Preheat oven to 350°F. Move rack to lower third of oven. Have nearby an angel food pan, no need to butter or spray with baking spray. Set aside.
In a medium bowl, use a whisk to sift together 3/4 cup sugar, flour and salt. Whisk to blend thoroughly.
In a large bowl using a stand mixer or a hand mixer whisk egg whites on medium speed with cream of tartar, vanilla and almond extracts until foamy. Gradually add reserved 1 cup sugar 1-2 Tablespoons at a time. Continue whipping until stiff peaks form.
Fold flour mixture into the egg whites by hand about 1/4-1/3 cup at a time. Fold from bottom to top being careful not to deflate the egg whites. Scrape the sides of the bowl as you go. Gently pour and evenly spread batter evenly in 10-inch tube pan. Run a long skewer through the batter to release any large air bubbles.

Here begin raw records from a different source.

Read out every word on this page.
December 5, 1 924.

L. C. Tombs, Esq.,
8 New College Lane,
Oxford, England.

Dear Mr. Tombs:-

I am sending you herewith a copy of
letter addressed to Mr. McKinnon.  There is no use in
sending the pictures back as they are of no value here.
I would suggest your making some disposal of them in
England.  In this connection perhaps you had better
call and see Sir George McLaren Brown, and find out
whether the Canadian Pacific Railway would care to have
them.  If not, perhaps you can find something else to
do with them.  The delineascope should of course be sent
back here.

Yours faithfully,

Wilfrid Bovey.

Bake 32-35 minutes or until toothpick inserted in center of cake comes out clean. Invert cake pan onto a bottle or if it has feet simply flip upside down and cool completely before removing from pan. Once cooled, run an offset spatula around the edge to loosen then invert onto a cake platter.
Slice and serve topped with fresh berries and whipped cream, if desired.